José Jiménez Lozano

Tristes polémicas

Desde los albores de la prensa periódica se entendió que la expresión estricta de una noticia se estructura siempre en estos datos: «quién, dónde, cuándo y cómo», y rara vez «por qué», que de ordinario no está nada claro, pero un entendimiento así ha sido abandonado, y hasta se nos previene con frecuencia de que algo que se noticia es o será polémico, lo que no quiere decir que sea polémico en sí mismo, sino que recibirá la oposición de muchos porque, ahora, los hechos también son discutibles y hasta pueden negarse tranquilamente. ¿Hay que deducir de todo esto que se busca ante todo la contradicción polémica e incluso ya esté servida de antemano, y precisamente por el más evitable y vitando de los partidismos?

La polémica no sólo tiene un obvio parentesco etimológico con la palabra griega que significa guerra, sino que puede llegar a ser una guerra simbólica, y de tal modo que, como dice René Girard, las actitudes belicosas se alzan tasta los extremos, y éstos nos llevan inevitablemente al desastre. Y, por lo menos, al asesinato simbólico que se esconde en los juicios e insultos extremos, y, si éstos no son desarmados, concluyen en barbarie y muerte.

Y lo que sucede es que, en este ámbito de carne viva, se enuncie como se enuncie cualquier ámbito de la realidad o la teoría, todo será polemizado e incluso destruido por el ambiente de riña de gallos y mutuo destrozo de gladiadores que se odian, o que, jugando al odio de mentirijillas, llegan rápidamente al de verdad.

Pero es que constantemente, y a propósito de cualquier simpleza, en el ámbito de lo que se llama hasta con la académica palabra «debate», la razón se convierte en razón instrumental y de partido, y dadas, las facilidades de la famosa libertad de expresión, y la ninguna exigencia de finura intelectual y moral, ya se parte realmente de un puro discurso acerca de banalidades, ligerezas, improvisaciones e incertidumbres, y también, otras veces, en el ámbito de los desechos y la basura, la irrisión y el pateamiento de lo delicado y hermoso, según las tesis de la estética más «liberadora» como la de representar una ópera de Verdi con ilustración de inodoros, o la de pintar un cuadro de la Virgen María con estiércol de elefante, y, desde luego, ofrecer textos literarios, o películas y emisiones televisivas, con grandes mensajes progresados acerca de la magnificación de la vulgaridad en su versión más primaria.
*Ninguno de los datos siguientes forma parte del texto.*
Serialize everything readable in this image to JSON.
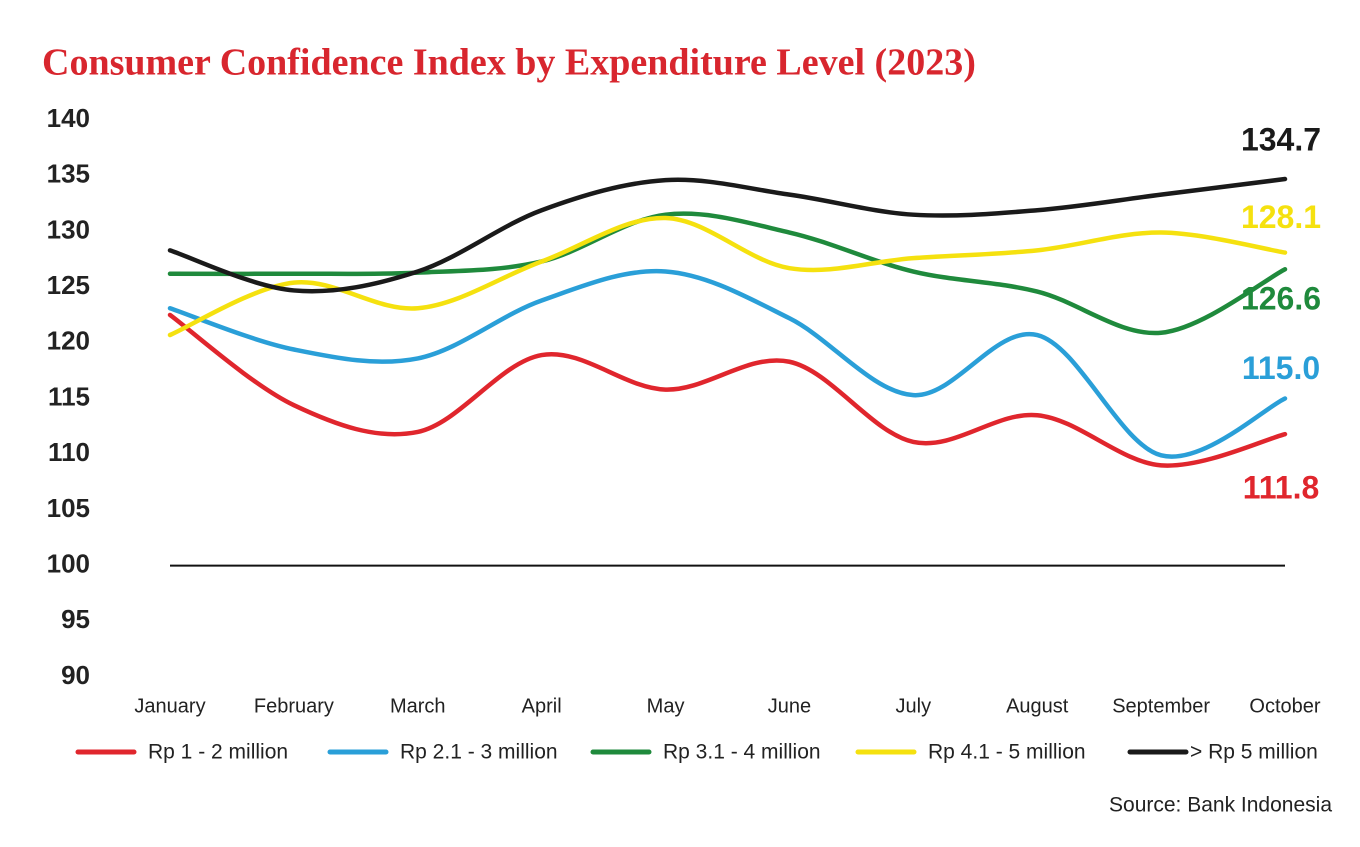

Rápido, en efecto, ha sido el camino recorrido en este aspecto, sin ir más allá desde los tiempos del doctor Sigmund Freud, quien, sin meternos en más dibujos, avisaba de los profundos desajustes psíquicos que denotaba el hecho de que alguien saliese del baño abotonándose el pantalón, y dijo bastantes cosas muy pertinentes a propósito de los «palabros», y las conductas espontáneas, los «lapsus» incluidos.

Pero lo que pretendo decir con todo esto es que, siendo tan triste e inquietante, nos hace ver tan claro como la luz del día que ésta es una sociedad que se va conformando y tribalizando según los estereotipos de la sociedad de los camaradas pardos o colorados, que se echaban encima con una singular brutalidad sobre el que llevaba un mote maldito para la tribu. Y, de ordinario, primero se lo arrastra por todas las solanas comunicativas, pero luego las cosas pueden hasta llegar donde llegan siempre en estos casos. Es decir, a hacer imposible con amenazas y vías de hecho que un profesor dé su clase, un parlamentario haga su oficio, o un mendigo sea apaleado por ser un mendigo y se insulte su pobreza y su debilidad con la chulería del mono superior.

El hecho fundante del progreso moral, siempre tan inestable, es el profundo respeto a la santidad de la inteligencia y a la dignidad del cuerpo humano, y no pondría yo la mano en el fuego para afirmar que no hemos reculado ya, en todo esto, un buen trecho hacia la tribu y el neandertal, precisamente.